Os testes mostram que ambas as vacinas são promissoras e em breve estarão disponíveis para o público.
Adquirindo outras vacinas que obtenham licença sanitária antes das iniciativas nacionais, o país poderia usar a logística do PNI para dar logo início à campanha nacional de vacinação contra a Covid-19.
Mas para que essa pressa? Qual o motivo de tanta ansiedade?
O questionamento do general que ocupa o Ministério da Saúde no lançamento do plano nacional de vacinação causou espécie.
Apesar de ter se desculpado no dia seguinte, demonstra um absurdo descolamento da realidade e um despreparo absoluto para comandar a força mais preciosa que o país dispõe para enfrentar essa guerra – o SUS.

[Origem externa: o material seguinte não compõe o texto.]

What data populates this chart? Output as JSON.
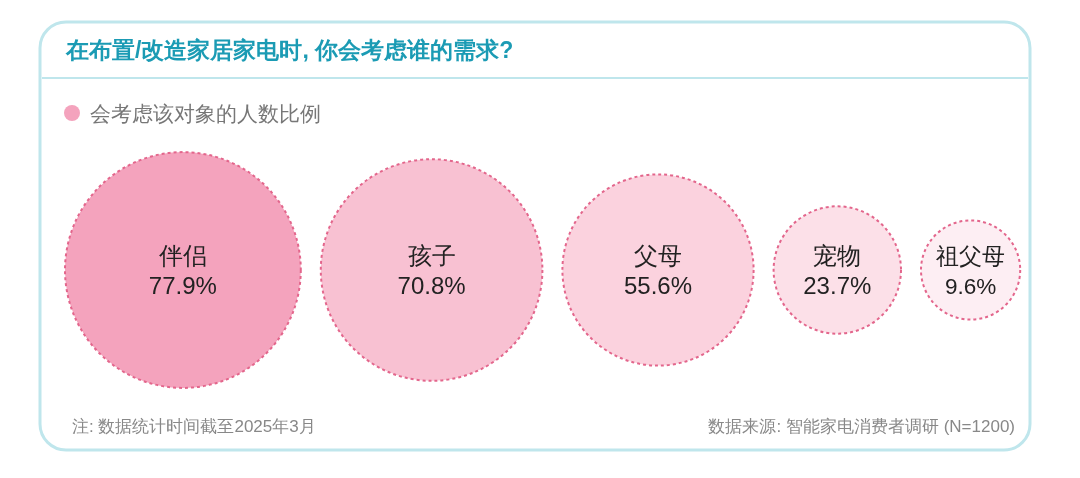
{
  "chart_data": {
    "type": "other",
    "title": "在布置/改造家居家电时, 你会考虑谁的需求?",
    "categories": [
      "伴侣",
      "孩子",
      "父母",
      "宠物",
      "祖父母"
    ],
    "series": [
      {
        "name": "会考虑该对象的人数比例",
        "colors": [
          "#f4a3bd",
          "#f8c1d2",
          "#fbd2de",
          "#fce0e8",
          "#fdeef3"
        ],
        "values": [
          77.9,
          70.8,
          55.6,
          23.7,
          9.6
        ],
        "value_labels": [
          "77.9%",
          "70.8%",
          "55.6%",
          "23.7%",
          "9.6%"
        ]
      }
    ],
    "legend": "top left",
    "annotations": [
      "注: 数据统计时间截至2025年3月",
      "数据来源: 智能家电消费者调研 (N=1200)"
    ]
  }
}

Desde o governo Temer, o Ministério da Saúde vem reduzindo sua capacidade de coordenação nacional do sistema de saúde.
Políticos profissionais, sem vínculo com a área, como Ricardo Barros e Gilberto Occhi, ambos do PP, tornaram-se ministros e imprimiram uma agenda voltada para reduzir o SUS ao tamanho do orçamento disponível numa era de austeridade fiscal de longo prazo.
Na gestão Bolsonaro, Luiz Henrique Mandetta seguiu na mesma toada, modificando inclusive o financiamento para atenção primária, que era universal, e passou a ser restrito à população cadastrada em equipes de saúde da família.
Porém, nenhum deles mexeu tanto em áreas técnicas sensíveis do Ministério da Saúde como a atual gestão militar.
A substituição de profissionais de carreira por carreiristas profissionais tem esfacelado a autoridade sanitária do órgão.
As consequências, que são evidentes na descoordenação nacional da resposta à Covid-19, podem ser ainda mais graves.
O Ministério da Saúde ocupa papel central na coordenação de inúmeros programas, do PNI ao Transplantes de órgãos.
Falhas de comando, como a descontinuidade de contratos ou falta de previsão de compras de produtos estratégicos, como ocorreu recentemente com testes de genotipagem para HIV e Hepatite C, podem causar severos impactos na saúde pública.
Além disso, o desabastecimento de produtos essenciais ameaça instituir uma disputa fratricida entre estados e municípios, a exemplo da corrida por respiradores e equipamentos de proteção individual (EPI) durante a pandemia.
Na ausência da autoridade sanitária nacional, a força econômica tende a prevalecer, perpetuando iniquidades e desestruturando a exitosa gestão tripartite erigida no sistema de saúde brasileiro.
Junto com os milhares de afetados pela Covid-19, o SUS – que finalmente tem sua importância sendo reconhecida – é a principal vítima dessa guerra insana.
*Adriano Massuda é médico sanitarista, professor da FGV-EAESP e pesquisador do FGV-Saúde.